Life in Community: End-of-Term Reflections

Tell us your story.

At the end of each term, our students are given an assignment as part of the Place, Home, & Land course that asks them to share their stories. Choosing to focus on a central theme of either place, home, or land, students carefully consider their journeys in Act Five so far, as well as everything in their past that has brought them here. It’s a chance for them to ask themselves, what does this all mean? Why does this matter? What has been happening in me this year and what will that look like going forward?

Understandably, an assignment that requires so much honest soul-searching tends to bring up a lot of anxiety in our students. Not to mention that they’re required to read these stories aloud to all the Act Five staff members, housemates, and peers.

Tell us your story.

Not an easy feat.

But our students were up to it. On Tuesday and Wednesday evenings this past week, the Act Five community gathered in our main floor living room to listen. And despite all the students’ fears and anxieties—or maybe even because of them—the stories were absolutely beautiful.

As a resident in this home, it has been a joy to watch the students grow, change, and mature over the course of the semester. Their walls are breaking down bit by bit, their sharp edges softening. Seeing them learn to trust one another, practice openness and honesty with each other, and find belonging here in this home, is truly inspiring. It reinforces my belief in the power of love, grace, and acceptance; in the power of community.

As beautiful as life at Blake Street is, it can get pretty difficult to keep rose-coloured glasses on. We are constantly confronting one another’s brokenness in our ordinary time together. Our masks fall away in our day-to-day lives, in the small moments of anger, sadness, frustration, and bitterness. We get irritated when others don’t wash their dishes, or show up late to scheduled events, or don’t listen well to us. At Blake Street, we see each other as the messy, flawed humans that we are.

And yet, we love each other. Because the truest, fullest love there is—the love of Christ—comes when we acknowledge the brokenness of others as well as our own.
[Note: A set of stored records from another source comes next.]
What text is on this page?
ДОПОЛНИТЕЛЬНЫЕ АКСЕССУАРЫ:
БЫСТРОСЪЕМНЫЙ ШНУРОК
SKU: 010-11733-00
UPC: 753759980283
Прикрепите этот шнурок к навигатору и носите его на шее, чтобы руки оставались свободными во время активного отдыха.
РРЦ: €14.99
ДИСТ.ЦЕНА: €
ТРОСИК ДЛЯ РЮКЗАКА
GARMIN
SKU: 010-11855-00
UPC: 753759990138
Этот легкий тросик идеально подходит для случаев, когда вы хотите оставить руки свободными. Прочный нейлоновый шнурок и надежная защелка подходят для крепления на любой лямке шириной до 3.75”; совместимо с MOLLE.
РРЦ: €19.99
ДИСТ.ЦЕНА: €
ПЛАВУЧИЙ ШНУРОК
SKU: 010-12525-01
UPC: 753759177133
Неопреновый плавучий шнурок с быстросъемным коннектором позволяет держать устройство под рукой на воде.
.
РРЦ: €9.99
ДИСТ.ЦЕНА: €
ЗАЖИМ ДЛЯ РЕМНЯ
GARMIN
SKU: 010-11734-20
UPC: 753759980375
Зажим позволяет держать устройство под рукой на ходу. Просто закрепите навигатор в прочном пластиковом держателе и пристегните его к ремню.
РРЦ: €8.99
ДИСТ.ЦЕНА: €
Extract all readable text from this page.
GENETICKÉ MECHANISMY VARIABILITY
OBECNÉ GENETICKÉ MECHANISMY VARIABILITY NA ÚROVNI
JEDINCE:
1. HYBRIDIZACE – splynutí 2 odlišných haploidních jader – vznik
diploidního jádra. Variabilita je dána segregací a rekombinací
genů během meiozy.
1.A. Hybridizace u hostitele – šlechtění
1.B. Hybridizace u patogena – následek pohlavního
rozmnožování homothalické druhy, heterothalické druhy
We love each other not because we deserve it, but in spite of the fact that we don’t. Being vulnerable and genuine with one another allows this kind of love to flourish.

In Leonard Cohen’s song “Anthem”, there’s a line that I really like: There is a crack, a crack in everything / That’s how the light gets in. Exposing our “cracks” allows the light and love of God to shine through us.

One student shared in their story, “Act Five is… full of people who genuinely love and support everyone in the community. It is a very healthy environment. I feel like it is a tight-knitted community that truly cares. I feel like I have a place here, like I belong here… This program has taught me I can let down my walls. I have learned that I don’t have to be so cold-hearted and I can let people see the real me… Act Five has taught me that it is okay to trust people again.”

What an incredible thing to witness such vulnerability firsthand. What an incredible thing to be part of this program, as twenty-two strangers come together in this home and learn to care deeply for one another. What an incredible thing to watch a family form before your very eyes! We are so proud of our students, and so delighted with how far they’ve already come.

As we move into our next semester, preparing for international trips, placements, and neighbourhood engagement, we continue to think about what it means to participate in the Kingdom beyond Blake Street. How can the students take all that they’ve learned, all the growth and change that they’ve experienced so far, and turn it outward? How can we extend the love that we’ve gained for each other, the love of Christ, to all other areas of the world around us?

On Wednesday, we fittingly ended our time of storytelling by singing “Take, O Take Me as I Am” together:

Take, o take me as I am

Summon out what I shall be

Set your seal upon my heart

And live in me.

These lyrics speak to what our students have accomplished during this first term: they are finding belonging here at Blake Street. They are learning how to love one another for who they are, and how to see each other and themselves as Christ does.

Our prayer for next term, then, is that God would continue to summon out who these students are meant to be; that He would continue to teach them how to be vulnerable with one another and to live fully into their identities as image-bearers of God. We pray that God sets His seal upon the hearts of our students and dwells within them, and we ask for your prayers in this, too.